Under Hayek’s leadership, the group launched and developed Swatch in 1983 as a response to the “quartz crisis” in which inexpensive Japanese-made digital watches were giving European-made mechanical watches tough competition. The group also drove the continuous development and improvement of all brands. In 1998, SMH was renamed The Swatch Group. There was no looking back. The group struck a licensing deal with Tiffany in 2007.
Hayek’s achievements have been widely recognized and he was named Officier de la Légion d’Honneur de France. Following his death in 2010, his daughter Nayla Hayek became Chair and son Nick Hayek, CEO. Today, The Swatch Group is a diversified multinational holding company that is active in the manufacture and sale of watches, jewellery, watch movements and components. It owns the Swatch product line and other brands including ETA, Blancpain, Breguet, Glashütte Original, Harry Winston, Omega, Longines, Tissot, Hamilton and Rado.
Sports timing and measurement technologies, though not a core business, is critical to visibility and reach; several Swatch Group brands are official timekeepers at sports events, including the Olympic Games.

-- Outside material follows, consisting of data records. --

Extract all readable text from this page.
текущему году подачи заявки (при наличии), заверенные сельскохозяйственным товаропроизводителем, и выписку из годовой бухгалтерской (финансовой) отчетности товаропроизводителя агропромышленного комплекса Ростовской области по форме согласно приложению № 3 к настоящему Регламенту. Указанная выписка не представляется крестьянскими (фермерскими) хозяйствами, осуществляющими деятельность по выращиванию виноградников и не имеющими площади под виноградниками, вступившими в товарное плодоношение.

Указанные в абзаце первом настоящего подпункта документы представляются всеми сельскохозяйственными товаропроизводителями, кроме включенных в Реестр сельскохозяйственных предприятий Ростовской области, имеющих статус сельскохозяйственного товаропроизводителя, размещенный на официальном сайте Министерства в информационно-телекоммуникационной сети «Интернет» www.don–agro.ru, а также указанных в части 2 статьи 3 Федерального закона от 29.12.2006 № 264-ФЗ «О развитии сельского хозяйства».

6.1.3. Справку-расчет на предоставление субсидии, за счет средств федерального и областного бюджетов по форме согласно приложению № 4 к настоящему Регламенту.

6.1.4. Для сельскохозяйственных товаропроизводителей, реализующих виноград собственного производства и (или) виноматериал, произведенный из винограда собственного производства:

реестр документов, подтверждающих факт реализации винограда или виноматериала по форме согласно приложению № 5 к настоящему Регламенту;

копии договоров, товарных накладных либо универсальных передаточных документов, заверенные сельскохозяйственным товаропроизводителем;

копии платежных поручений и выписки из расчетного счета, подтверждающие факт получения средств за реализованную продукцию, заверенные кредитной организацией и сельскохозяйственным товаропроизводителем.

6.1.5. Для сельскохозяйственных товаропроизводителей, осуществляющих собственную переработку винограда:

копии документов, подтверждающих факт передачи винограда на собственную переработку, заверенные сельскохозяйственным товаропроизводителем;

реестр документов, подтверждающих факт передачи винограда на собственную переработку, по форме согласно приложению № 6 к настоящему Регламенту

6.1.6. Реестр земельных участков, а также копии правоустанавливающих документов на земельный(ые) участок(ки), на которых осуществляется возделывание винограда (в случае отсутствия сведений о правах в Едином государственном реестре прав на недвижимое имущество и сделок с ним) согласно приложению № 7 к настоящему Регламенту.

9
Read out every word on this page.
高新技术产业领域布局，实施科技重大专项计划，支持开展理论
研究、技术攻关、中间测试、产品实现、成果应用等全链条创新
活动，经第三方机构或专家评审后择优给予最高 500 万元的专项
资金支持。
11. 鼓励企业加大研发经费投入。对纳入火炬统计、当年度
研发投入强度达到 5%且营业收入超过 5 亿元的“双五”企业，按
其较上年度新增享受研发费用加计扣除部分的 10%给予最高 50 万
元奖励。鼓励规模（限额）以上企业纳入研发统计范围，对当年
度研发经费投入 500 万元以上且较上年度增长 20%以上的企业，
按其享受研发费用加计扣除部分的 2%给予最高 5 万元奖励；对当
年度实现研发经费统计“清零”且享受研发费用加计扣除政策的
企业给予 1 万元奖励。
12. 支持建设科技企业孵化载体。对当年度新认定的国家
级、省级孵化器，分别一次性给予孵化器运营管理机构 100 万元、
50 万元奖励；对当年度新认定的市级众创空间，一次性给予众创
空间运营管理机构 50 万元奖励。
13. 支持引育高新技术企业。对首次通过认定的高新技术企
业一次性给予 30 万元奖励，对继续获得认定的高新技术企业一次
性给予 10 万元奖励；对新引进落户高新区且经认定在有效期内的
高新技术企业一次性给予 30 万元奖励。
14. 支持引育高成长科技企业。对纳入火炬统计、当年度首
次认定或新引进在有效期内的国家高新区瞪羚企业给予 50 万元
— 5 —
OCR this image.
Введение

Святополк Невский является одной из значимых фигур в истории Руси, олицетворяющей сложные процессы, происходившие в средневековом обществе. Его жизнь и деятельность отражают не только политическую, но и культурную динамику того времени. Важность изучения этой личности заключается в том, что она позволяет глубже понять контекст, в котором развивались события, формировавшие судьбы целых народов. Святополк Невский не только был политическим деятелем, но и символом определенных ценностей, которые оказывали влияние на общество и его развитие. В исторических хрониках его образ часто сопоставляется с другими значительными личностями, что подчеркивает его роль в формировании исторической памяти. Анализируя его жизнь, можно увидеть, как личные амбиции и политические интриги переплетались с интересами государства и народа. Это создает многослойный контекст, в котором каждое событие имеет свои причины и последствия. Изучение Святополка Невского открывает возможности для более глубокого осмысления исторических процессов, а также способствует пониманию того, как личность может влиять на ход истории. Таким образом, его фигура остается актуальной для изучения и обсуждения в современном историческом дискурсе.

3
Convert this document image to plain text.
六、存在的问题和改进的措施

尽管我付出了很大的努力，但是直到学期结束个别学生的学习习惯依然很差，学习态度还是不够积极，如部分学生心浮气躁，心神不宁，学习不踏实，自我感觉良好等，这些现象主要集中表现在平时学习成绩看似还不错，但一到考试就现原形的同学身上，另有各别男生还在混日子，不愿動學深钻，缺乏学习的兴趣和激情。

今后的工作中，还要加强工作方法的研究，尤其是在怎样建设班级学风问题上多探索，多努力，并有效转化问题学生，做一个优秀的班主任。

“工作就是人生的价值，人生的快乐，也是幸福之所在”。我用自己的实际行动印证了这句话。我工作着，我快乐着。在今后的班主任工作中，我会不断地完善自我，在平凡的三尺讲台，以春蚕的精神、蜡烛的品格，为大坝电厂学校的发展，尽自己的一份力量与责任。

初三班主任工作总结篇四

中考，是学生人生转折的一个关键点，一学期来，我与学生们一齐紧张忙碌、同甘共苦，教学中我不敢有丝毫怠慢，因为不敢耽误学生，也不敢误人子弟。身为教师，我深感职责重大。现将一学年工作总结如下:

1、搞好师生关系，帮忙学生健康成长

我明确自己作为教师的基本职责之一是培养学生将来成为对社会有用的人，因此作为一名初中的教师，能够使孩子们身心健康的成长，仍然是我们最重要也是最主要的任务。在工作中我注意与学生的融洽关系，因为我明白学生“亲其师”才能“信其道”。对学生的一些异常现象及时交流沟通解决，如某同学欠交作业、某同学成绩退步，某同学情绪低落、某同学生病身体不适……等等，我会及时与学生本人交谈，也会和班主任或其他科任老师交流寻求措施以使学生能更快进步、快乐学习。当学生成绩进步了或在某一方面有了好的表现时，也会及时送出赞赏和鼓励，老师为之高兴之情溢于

Per a message from the CEO on the official website: “The Group, which files a new patent every two days on average, is also the only company in the world that is present in every market segment with a mass-market product: from the very top of the range to children’s watches… This leadership position and its accompanying success allow us to explore new avenues: jewelry, the world of art, in which we have participated for almost thirty years, and the world of technical innovations that enable us to continue investing in projects that are concerned with the future of our planet.”
Chairman Nayla Hayek | CEO Nick Hayek, Jr.
Swatch Group, above all, is a watchmaking business, acclaimed as the world’s largest from the standpoint of the number of finished watches. This creative wealth is expressed through seventeen brands which not only cover all price segments, but which also correspond to all the desires and tastes of a global public of diverse consumers.
Whether it is movements, hands, crowns, cases, screws, pallets, escapements, electronic circuits, batteries, ceramics and sapphire, The Swatch Group is recognised for producing everything in-house by its employees in its own factories, workshops and laboratories.
The Swatch Group is a fantastic industrial production machine in Switzerland, using the most advanced robotics and cutting-edge technologies to give results of the highest precision needed for its products. But it is also a business where craftsmanship has its place, in Vallée de Joux workshops, where mechanical movements are handmade and where rare exceptional professional skills are taught and the know-how protected.
The Swatch Group is the world’s leading producer of finished watches. The company is also a fully vertical company in the field of watch production, manufacturing all the elements necessary for the production of mechanical and quartz watches. It is an enterprise that allows the core team to create, produce, and distribute seventeen watch brands’ products independently.